California Insider fact checks Bill Clinton campaigning for Gray Davis. Infinitely charitable, Weintraub gives every benefit of the doubt to Clinton, saying merely that Clinton's "history was a little on the weak side", that Clinton left some things out, and that one of his arguments "doesn't apply". But what we know about Clinton and his associates is that this stuff is not accidental, it's premeditated. And so by being "charitable" Weintraub actually falsifies the story -- i.e. gets the story wrong. The straight "just that facts" reporting in the case of Clinton campaigning for Davis is another instance of "there he goes again" -- there he goes with plain as day duplicity, a mucking up of the public discourse with "big lie" fabrications of the facts of California constitutional law, and a laughably false picture of the governor making hard decisions in the pre-recall world. Of course, this is a well burried lie because it insinuates that Gray Davis did make such hard decisions prior to the recall, when in fact the very reason he's being recalled it that he refused to make the hard decisions the state so desperately required.

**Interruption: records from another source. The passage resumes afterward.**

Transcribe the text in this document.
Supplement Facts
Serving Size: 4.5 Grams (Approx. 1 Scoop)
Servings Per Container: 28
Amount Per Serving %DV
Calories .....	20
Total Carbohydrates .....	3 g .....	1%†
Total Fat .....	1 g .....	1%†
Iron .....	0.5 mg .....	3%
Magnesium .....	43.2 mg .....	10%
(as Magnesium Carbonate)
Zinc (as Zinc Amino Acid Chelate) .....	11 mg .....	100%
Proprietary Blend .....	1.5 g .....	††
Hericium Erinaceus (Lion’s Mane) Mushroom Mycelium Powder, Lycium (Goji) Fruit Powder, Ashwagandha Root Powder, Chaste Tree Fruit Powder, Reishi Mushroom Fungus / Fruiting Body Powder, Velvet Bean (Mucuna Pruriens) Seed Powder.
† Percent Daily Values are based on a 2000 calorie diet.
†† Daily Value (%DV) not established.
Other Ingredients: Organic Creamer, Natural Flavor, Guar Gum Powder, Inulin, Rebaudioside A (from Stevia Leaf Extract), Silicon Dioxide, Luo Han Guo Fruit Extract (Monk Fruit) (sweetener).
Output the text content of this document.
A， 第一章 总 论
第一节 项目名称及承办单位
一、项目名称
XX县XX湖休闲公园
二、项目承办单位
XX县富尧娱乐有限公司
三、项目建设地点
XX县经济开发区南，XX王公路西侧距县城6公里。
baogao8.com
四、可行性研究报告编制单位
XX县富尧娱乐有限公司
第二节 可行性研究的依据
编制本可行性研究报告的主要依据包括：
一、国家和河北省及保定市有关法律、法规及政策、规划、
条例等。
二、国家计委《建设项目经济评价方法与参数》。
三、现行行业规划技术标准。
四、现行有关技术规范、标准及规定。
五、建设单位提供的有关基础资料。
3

Reporters spend so much time around politicians that they come to accept deception and duplicity as something folks in polite company don't call attention to -- putting light on such a thing is a social mistake sort of like a young child pointing out that grandma's makeup isn't put on right, or some parts of her underclothes are exposed. You've supposed to just ignore it and pretend its not there, or use some sort of euphemism like "spin" to pretend that it's something other than what it really is -- the big lie, the poluting of the public discourse. The greatness of H.L. Mencken -- and the great joy his political writing gives -- comes in part from liberty Mencken allows himself to be the growup intelligently revealing the truth all around him that any child can see, but that the cowering "get along to go along" adults pretend doesn't exist. And the truth Mencken most often exposes is that the moral high road of the politician was almost always a means for the politician to serve up the big lie in a way most appealing to the gullible and the wishful thinking -- which 9 times out of 10 included the deep-down hopelessly idealistic and agenda driven reporter, who was cynical only on the surface.

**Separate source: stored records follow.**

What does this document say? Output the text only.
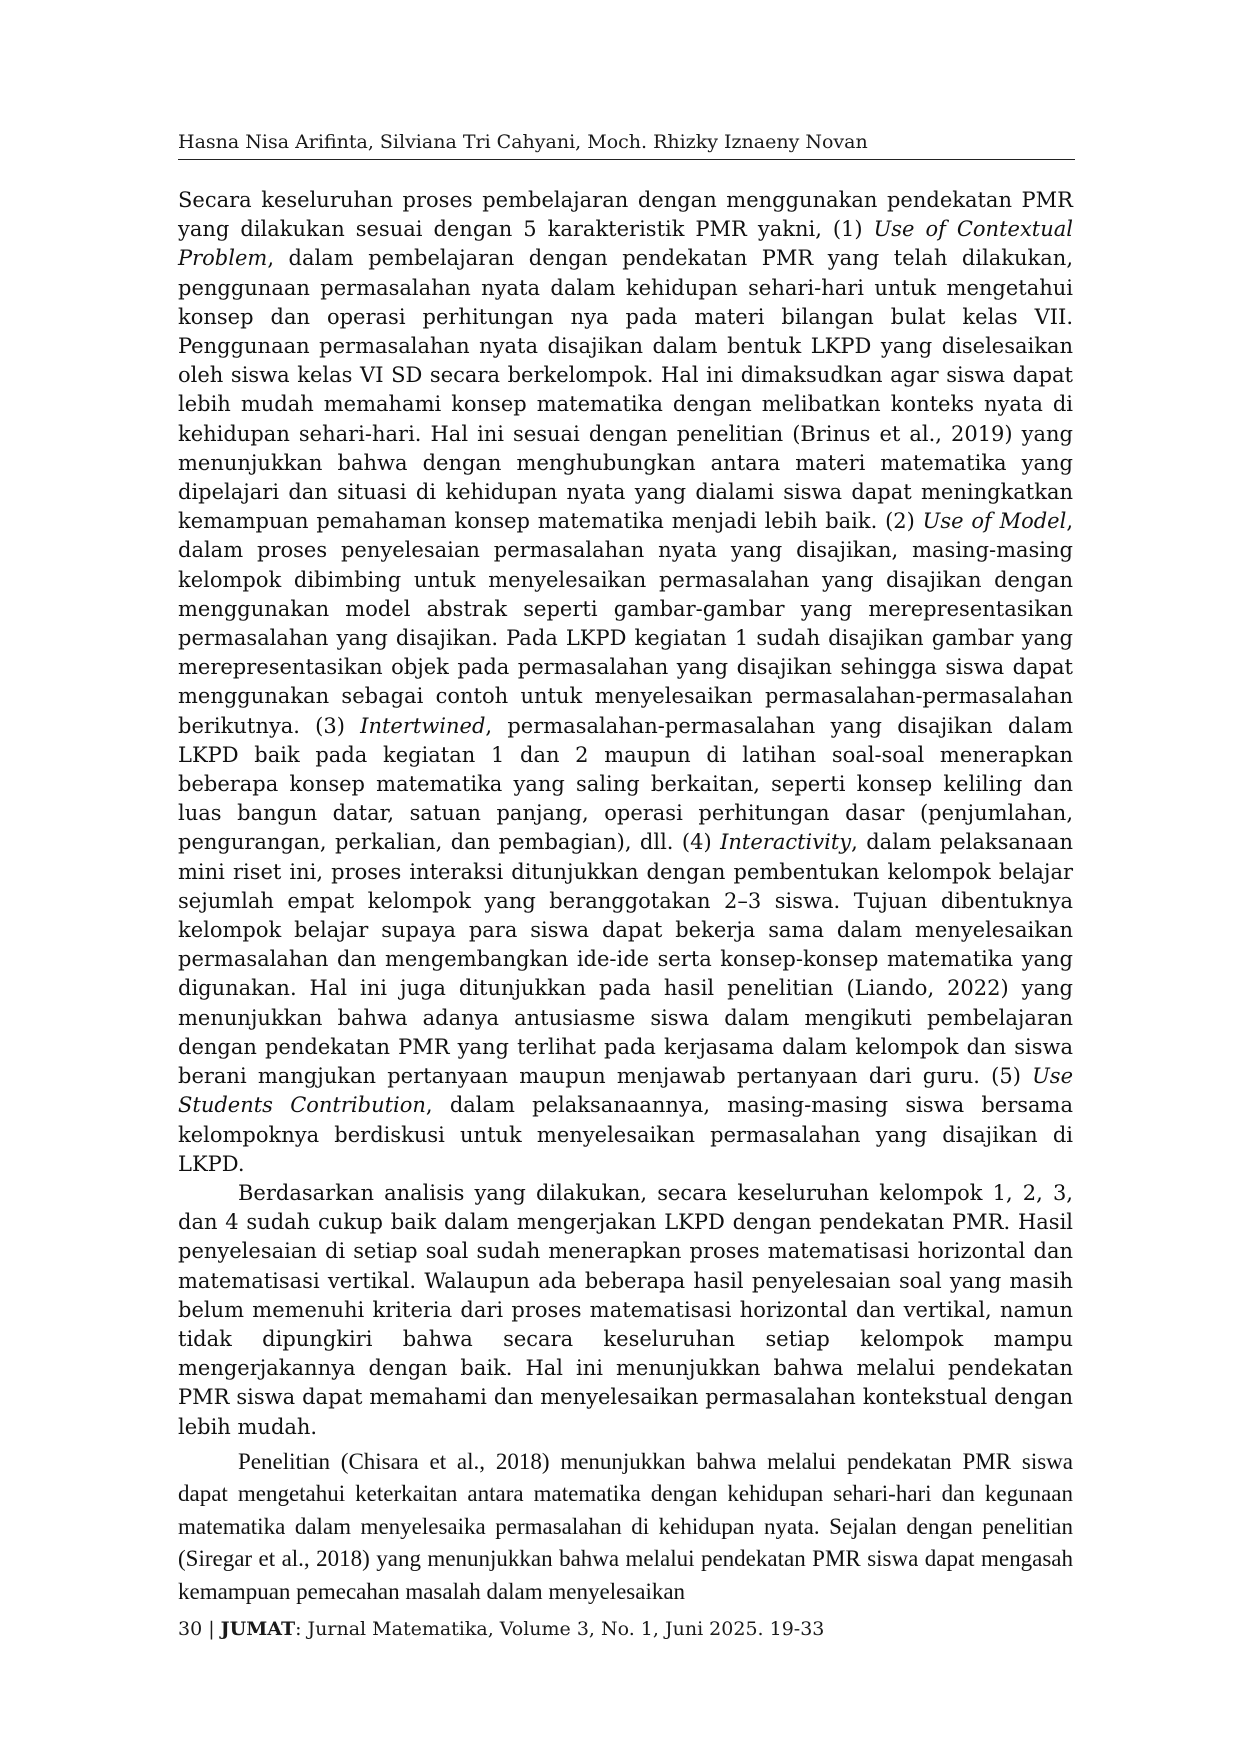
Hasna Nisa Arifinta, Silviana Tri Cahyani, Moch. Rhizky Iznaeny Novan

Secara keseluruhan proses pembelajaran dengan menggunakan pendekatan PMR yang dilakukan sesuai dengan 5 karakteristik PMR yakni, (1) Use of Contextual Problem, dalam pembelajaran dengan pendekatan PMR yang telah dilakukan, penggunaan permasalahan nyata dalam kehidupan sehari-hari untuk mengetahui konsep dan operasi perhitungan nya pada materi bilangan bulat kelas VII. Penggunaan permasalahan nyata disajikan dalam bentuk LKPD yang diselesaikan oleh siswa kelas VI SD secara berkelompok. Hal ini dimaksudkan agar siswa dapat lebih mudah memahami konsep matematika dengan melibatkan konteks nyata di kehidupan sehari-hari. Hal ini sesuai dengan penelitian (Brinus et al., 2019) yang menunjukkan bahwa dengan menghubungkan antara materi matematika yang dipelajari dan situasi di kehidupan nyata yang dialami siswa dapat meningkatkan kemampuan pemahaman konsep matematika menjadi lebih baik. (2) Use of Model, dalam proses penyelesaian permasalahan nyata yang disajikan, masing-masing kelompok dibimbing untuk menyelesaikan permasalahan yang disajikan dengan menggunakan model abstrak seperti gambar-gambar yang merepresentasikan permasalahan yang disajikan. Pada LKPD kegiatan 1 sudah disajikan gambar yang merepresentasikan objek pada permasalahan yang disajikan sehingga siswa dapat menggunakan sebagai contoh untuk menyelesaikan permasalahan-permasalahan berikutnya. (3) Intertwined, permasalahan-permasalahan yang disajikan dalam LKPD baik pada kegiatan 1 dan 2 maupun di latihan soal-soal menerapkan beberapa konsep matematika yang saling berkaitan, seperti konsep keliling dan luas bangun datar, satuan panjang, operasi perhitungan dasar (penjumlahan, pengurangan, perkalian, dan pembagian), dll. (4) Interactivity, dalam pelaksanaan mini riset ini, proses interaksi ditunjukkan dengan pembentukan kelompok belajar sejumlah empat kelompok yang beranggotakan 2–3 siswa. Tujuan dibentuknya kelompok belajar supaya para siswa dapat bekerja sama dalam menyelesaikan permasalahan dan mengembangkan ide-ide serta konsep-konsep matematika yang digunakan. Hal ini juga ditunjukkan pada hasil penelitian (Liando, 2022) yang menunjukkan bahwa adanya antusiasme siswa dalam mengikuti pembelajaran dengan pendekatan PMR yang terlihat pada kerjasama dalam kelompok dan siswa berani mangjukan pertanyaan maupun menjawab pertanyaan dari guru. (5) Use Students Contribution, dalam pelaksanaannya, masing-masing siswa bersama kelompoknya berdiskusi untuk menyelesaikan permasalahan yang disajikan di LKPD.

Berdasarkan analisis yang dilakukan, secara keseluruhan kelompok 1, 2, 3, dan 4 sudah cukup baik dalam mengerjakan LKPD dengan pendekatan PMR. Hasil penyelesaian di setiap soal sudah menerapkan proses matematisasi horizontal dan matematisasi vertikal. Walaupun ada beberapa hasil penyelesaian soal yang masih belum memenuhi kriteria dari proses matematisasi horizontal dan vertikal, namun tidak dipungkiri bahwa secara keseluruhan setiap kelompok mampu mengerjakannya dengan baik. Hal ini menunjukkan bahwa melalui pendekatan PMR siswa dapat memahami dan menyelesaikan permasalahan kontekstual dengan lebih mudah.

Penelitian (Chisara et al., 2018) menunjukkan bahwa melalui pendekatan PMR siswa dapat mengetahui keterkaitan antara matematika dengan kehidupan sehari-hari dan kegunaan matematika dalam menyelesaika permasalahan di kehidupan nyata. Sejalan dengan penelitian (Siregar et al., 2018) yang menunjukkan bahwa melalui pendekatan PMR siswa dapat mengasah kemampuan pemecahan masalah dalam menyelesaikan

30 | JUMAT: Jurnal Matematika, Volume 3, No. 1, Juni 2025. 19-33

Well, my rant has taken me a bit away from where I began, and I'm at a point where it has little to do with California Insider, who I'm convinced is just a nice guy who doesn't want to go beyond were the facts very strickly allow him to go. All I'm suggesting is that these things prevent him from really telling the truth when he tells the story of Clinton, Davis and the Clinton campaign against the recall.

UPDATE: Andrew Sullivan provides a good example of Clinton doing what he constantly does -- intentionally using the Big Lie for political gain:

CLINTON LIES - SHOCK HORROR: Will Saletan has another example of something Maureen Dowd has also mentioned in the past - that the Bush administration tried to increase the levels of arsenic in the drinking water. Who repeated that hoary old canard? None other than former president Bill Clinton at the Iowa State Fair, saying that the Republicans "tried to put more arsenic in the water." He knows that it was his administration that delayed new, tighter arsenic standards for eight years, and that all the incoming Bush administration did was to review the last-minute directives from the Clinton White House, before enforcing a standard that was stricter than was the case for all of the Clinton administration. But, hey, who's listening any more to that incorrigible old rogue? The blogosphere, that's who.